ERA.id - Majelis hakim Pengadilan Negeri Kota Kediri, Jawa Timur, Rabu, menjatuhkan vonis masing-masing dua tahun penjara kepada empat terdakwa yang merupakan petinggi perusahaan farmasi PT Afi Farma dalam kasus obat sirup mengandung etilen glikol.
Selain pidana penjara, hakim juga menghukum para terdakwa membayar denda sebesar Rp1 miliar subsider tiga bulan kurungan.
Perusahaan farmasi PT Afi Farma dituding memproduksi obat sirop yang mengandung cemaran etilen glikol (EG) melebihi ambang batas aman atau 0,1 mg/ml, yang kemudian mengakibatkan sejumlah anak yang mengonsumsi obat sirop itu mengalami gagal ginjal.

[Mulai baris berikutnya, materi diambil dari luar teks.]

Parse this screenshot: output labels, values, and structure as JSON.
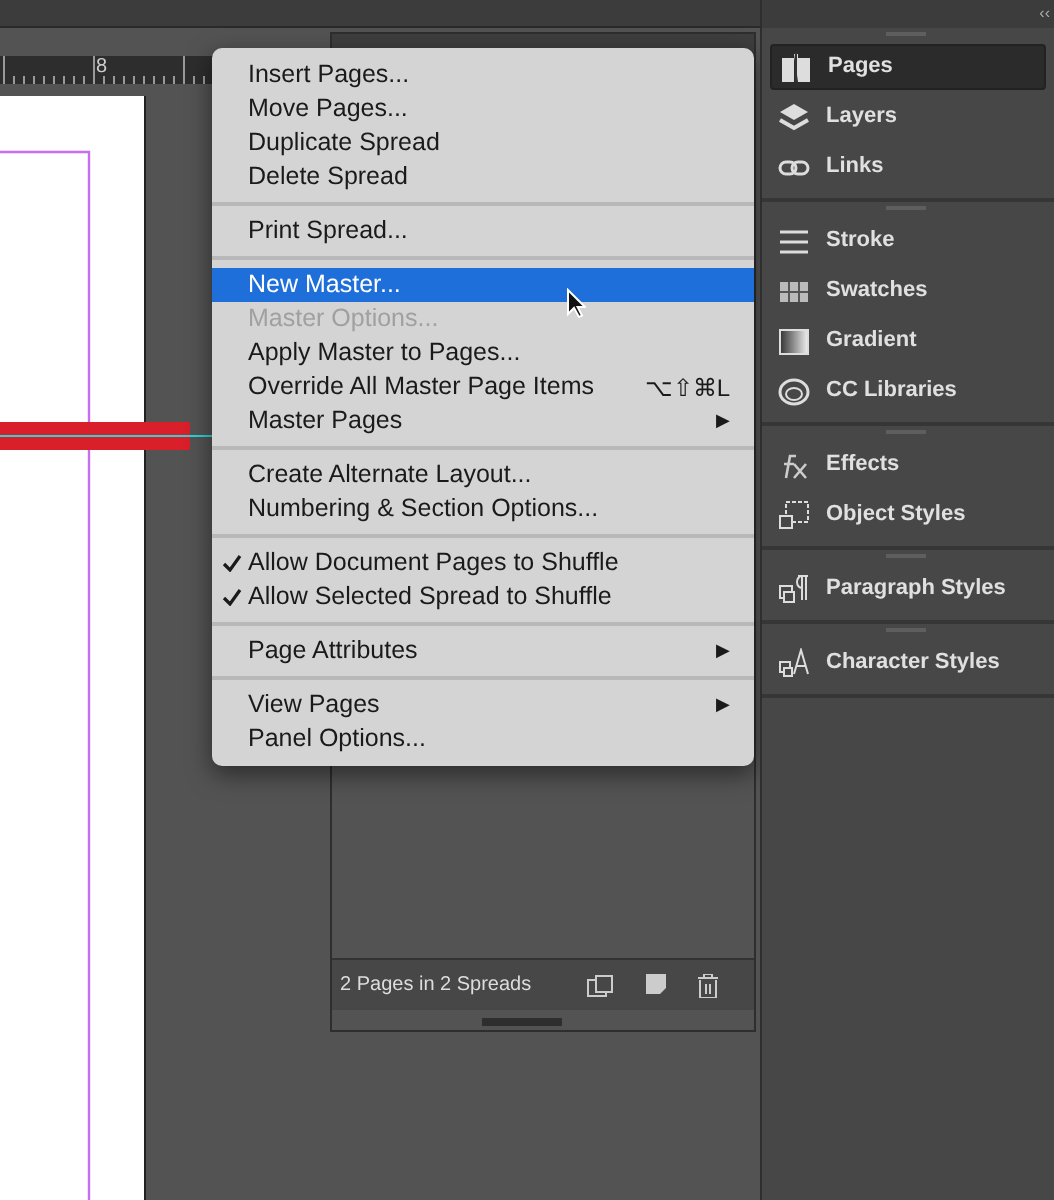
{
  "ruler": {
    "label": "8"
  },
  "menu": {
    "items": [
      {
        "kind": "item",
        "label": "Insert Pages...",
        "selected": false,
        "disabled": false,
        "checked": false
      },
      {
        "kind": "item",
        "label": "Move Pages...",
        "selected": false,
        "disabled": false,
        "checked": false
      },
      {
        "kind": "item",
        "label": "Duplicate Spread",
        "selected": false,
        "disabled": false,
        "checked": false
      },
      {
        "kind": "item",
        "label": "Delete Spread",
        "selected": false,
        "disabled": false,
        "checked": false
      },
      {
        "kind": "separator"
      },
      {
        "kind": "item",
        "label": "Print Spread...",
        "selected": false,
        "disabled": false,
        "checked": false
      },
      {
        "kind": "separator"
      },
      {
        "kind": "item",
        "label": "New Master...",
        "selected": true,
        "disabled": false,
        "checked": false
      },
      {
        "kind": "item",
        "label": "Master Options...",
        "selected": false,
        "disabled": true,
        "checked": false
      },
      {
        "kind": "item",
        "label": "Apply Master to Pages...",
        "selected": false,
        "disabled": false,
        "checked": false
      },
      {
        "kind": "item",
        "label": "Override All Master Page Items",
        "shortcut": "⌥⇧⌘L",
        "selected": false,
        "disabled": false,
        "checked": false
      },
      {
        "kind": "submenu",
        "label": "Master Pages",
        "arrow": "▶",
        "selected": false,
        "disabled": false,
        "checked": false
      },
      {
        "kind": "separator"
      },
      {
        "kind": "item",
        "label": "Create Alternate Layout...",
        "selected": false,
        "disabled": false,
        "checked": false
      },
      {
        "kind": "item",
        "label": "Numbering & Section Options...",
        "selected": false,
        "disabled": false,
        "checked": false
      },
      {
        "kind": "separator"
      },
      {
        "kind": "item",
        "label": "Allow Document Pages to Shuffle",
        "selected": false,
        "disabled": false,
        "checked": true
      },
      {
        "kind": "item",
        "label": "Allow Selected Spread to Shuffle",
        "selected": false,
        "disabled": false,
        "checked": true
      },
      {
        "kind": "separator"
      },
      {
        "kind": "submenu",
        "label": "Page Attributes",
        "arrow": "▶",
        "selected": false,
        "disabled": false,
        "checked": false
      },
      {
        "kind": "separator"
      },
      {
        "kind": "submenu",
        "label": "View Pages",
        "arrow": "▶",
        "selected": false,
        "disabled": false,
        "checked": false
      },
      {
        "kind": "item",
        "label": "Panel Options...",
        "selected": false,
        "disabled": false,
        "checked": false
      }
    ]
  },
  "pages_panel": {
    "status": "2 Pages in 2 Spreads"
  },
  "dock": {
    "collapse": "‹‹",
    "groups": [
      [
        {
          "label": "Pages",
          "selected": true
        },
        {
          "label": "Layers",
          "selected": false
        },
        {
          "label": "Links",
          "selected": false
        }
      ],
      [
        {
          "label": "Stroke",
          "selected": false
        },
        {
          "label": "Swatches",
          "selected": false
        },
        {
          "label": "Gradient",
          "selected": false
        },
        {
          "label": "CC Libraries",
          "selected": false
        }
      ],
      [
        {
          "label": "Effects",
          "selected": false
        },
        {
          "label": "Object Styles",
          "selected": false
        }
      ],
      [
        {
          "label": "Paragraph Styles",
          "selected": false
        }
      ],
      [
        {
          "label": "Character Styles",
          "selected": false
        }
      ]
    ]
  }
}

"Terdakwa secara sah dan meyakinkan melakukan tindak pidana memproduksi atau memanfaatkan sebagaimana dalam dakwaan pertama dan menjatuhkan pidana masing-masing dua tahun penjara dan denda Rp1 miliar dengan ketentuan jika tidak dibayar diganti kurungan tiga bulan," kata Ketua Majelis Hakim Boedi Haryantho saat membacakan amar putusan di PN Kota Kediri dikutip dari Antara, Jumat (3/11/2023).
Dalam sidang itu, Ketua Majelis Hakim Boedi Haryantho didampingi dua anggotanya, yakni Agung Kusumo Nugroho dan Ira Rosalin.
Empat orang terdakwa juga hadir secara langsung di persidangan, yakni Direktur Utama PT Afi Farma Arief Prasetya Harahap, Manajer Pengawasan Mutu PT Afi Farma Nony Satya Anugrah, Manajer Quality Insurance PT Afi Farma Aynarwati Suwito, dan Manajer Produksi pada perusahaan yang sama Istikhomah.
Majelis hakim memberikan waktu tujuh hari kepada para terdakwa untuk memutuskan apakah menerima atau banding dengan putusan tersebut.
Vonis majelis hakim itu jauh lebih ringan dari tuntutan jaksa penuntut umum yang menuntut Arief Prasetya Harahap dengan pidana penjara sembilan tahun. Sementara tiga terdakwa lainnya dituntut lebih ringan, yakni tujuh tahun penjara. Keempatnya juga dituntut membayar denda Rp1 miliar atau subsider enam bulan kurungan.
Sementara itu, tim penasihat hukum terdakwa Arief Prasetya Harahap, yakni Muh Samsul Hidayat menghormati putusan majelis hakim dan menyatakan masih pikir-pikir dengan vonis tersebut untuk upaya hukum banding.
Sebagai tim penasihat hukum, Samsul menyebut tindak pidana ini adalah tindak pidana korporasi karena dilakukan oleh perusahaan farmasi yang berbentuk perseroan dan bukan sendiri-sendiri oleh terdakwa.
"Direktur, manajer tidak mungkin memproduksi obat secara sendiri tanpa ada perizinan. Untuk perizinan juga yang mengeluarkan bukan terdakwa, melainkan PT Afi Farma, sehingga kami berpendapat kejahatan ini sebenarnya dilakukan korporasi bukan perseorangan," katanya.
Samsul pun mengaku tidak puas dengan hasil sidang yang telah berlangsung. Tim kuasa hukum berpendapat dan tetap memegang teguh pembelaan bahwa ini kejahatan korporasi sehingga seharusnya kliennya dibebaskan.
Sementara itu, Jaksa Penuntut Umum Sigit Artantodjati mengatakan pihaknya juga masih pikir-pikir dengan vonis yang diputuskan majelis hakim tersebut.
"Kalau kami kan ada yang memberatkannya, yakni korbannya anak-anak, efeknya sangat besar. Kami masih pikir-pikir," katanya.
Dalam perkara tersebut, para terdakwa melanggar Pasal 196 jo Pasal 98 ayat 2 dan 3 UU Nomor 36 Tahun 2009 tentang Kesehatan jo Pasal 55 ayat 1 ke-1 KUHP. Pasal ini yang terbukti sehingga majelis hakim menjatuhkan vonis dua tahun penjara dan denda Rp1 miliar subsider tiga bulan penjara.